El Orco golpeó al cachorro con la mano libre que no apretaba el hacha y lo estrelló contra el muro donde aterrizó con un gañido desesperado. Erbrow se cayó de nuevo. Sintió un rugido sombrío en la oscuridad: había una reja cerca que cerraba una especie de madriguera.

—¡Rocío! —gritó el Capitán—. ¡Libera la loba! ¡Libérala ahora! ¡Ahora, Rocío!

De repente apareció una señora pequeña, casi tan pequeña como un niño. Tenía un hacha en una mano y de un solo golpe abrió el pesado cerrojo de la jaula. Como un rayo de pelo oscuro, la mamá del cachorro salió a saldar cuentas con el que le había hecho daño a su criatura, pero el Orco era fuerte y estaba armado hasta los dientes. Aurora llegó a la altura de Erbrow: detuvo tan bruscamente el caballo del color de la niebla y del humo que este se encabritó. Aurora saltó a tierra y tomó entre sus brazos a la niña, volvió a subir a su caballo y se dirigió hacia el palacio real. Erbrow se dio vuelta para ver qué sucedía y oyó la voz de la pequeña señora, que era mucho más baja y fuerte de lo que había esperado y que superaba los rugidos, los gritos y el chillido áspero del águila.

—Te dije, Capitán, que era un animal salvaje y que no estaba domada.

—Te dije que lo recordaría —respondió el otro, tomando con la mano que no sangraba el hacha de la vieja señora para acudir también a ayudar al cachorro y al aguilucho.

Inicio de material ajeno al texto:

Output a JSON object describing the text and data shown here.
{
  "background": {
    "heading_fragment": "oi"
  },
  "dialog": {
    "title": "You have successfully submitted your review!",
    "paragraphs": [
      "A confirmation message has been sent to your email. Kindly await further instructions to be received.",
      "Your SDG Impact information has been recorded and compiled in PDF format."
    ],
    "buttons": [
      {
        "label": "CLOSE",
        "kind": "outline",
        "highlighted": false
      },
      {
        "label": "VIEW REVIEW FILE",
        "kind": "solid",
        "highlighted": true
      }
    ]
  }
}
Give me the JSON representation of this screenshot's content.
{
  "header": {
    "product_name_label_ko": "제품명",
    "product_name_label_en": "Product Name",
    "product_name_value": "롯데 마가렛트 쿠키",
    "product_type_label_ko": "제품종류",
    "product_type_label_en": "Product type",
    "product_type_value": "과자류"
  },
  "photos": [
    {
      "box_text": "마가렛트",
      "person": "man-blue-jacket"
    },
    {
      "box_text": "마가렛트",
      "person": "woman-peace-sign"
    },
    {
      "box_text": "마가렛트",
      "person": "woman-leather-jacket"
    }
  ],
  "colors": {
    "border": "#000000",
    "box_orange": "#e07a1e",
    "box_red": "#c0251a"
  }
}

Finalmente, de la penumbra de los subterráneos, salió sin aliento el padre del perrito y también él, con la lengua afuera, se enfureció contra el que le había hecho daño a su pequeño.

* * *

Aurora volvió a entrar por la puerta grande del palacio. Pasó a caballo por las habitaciones. Jastrin seguía debajo de la mesa con la cabeza entre las manos. El caballo salió a la terraza y allí se encabritó de nuevo. Aurora sacó la espada que era recta y simple, sin hiedras en el mango y sin ranuras; en ella hubiera sido imposible hacer tortillas. Aurora levantó la espada, pero ya no había nadie a quién combatir: mamá se había encargado de todo. Mamá la hizo hacer una cosa terrible y también dijo una cosa terrible, pero luego, por fin, la tomó entre sus brazos y la llevó a conocer a los hermanitos, y la tuvo entre sus brazos el resto del tiempo hasta que los hermanitos se despertaron, y esto fue en realidad bello. Mamá, además, cantó para ella.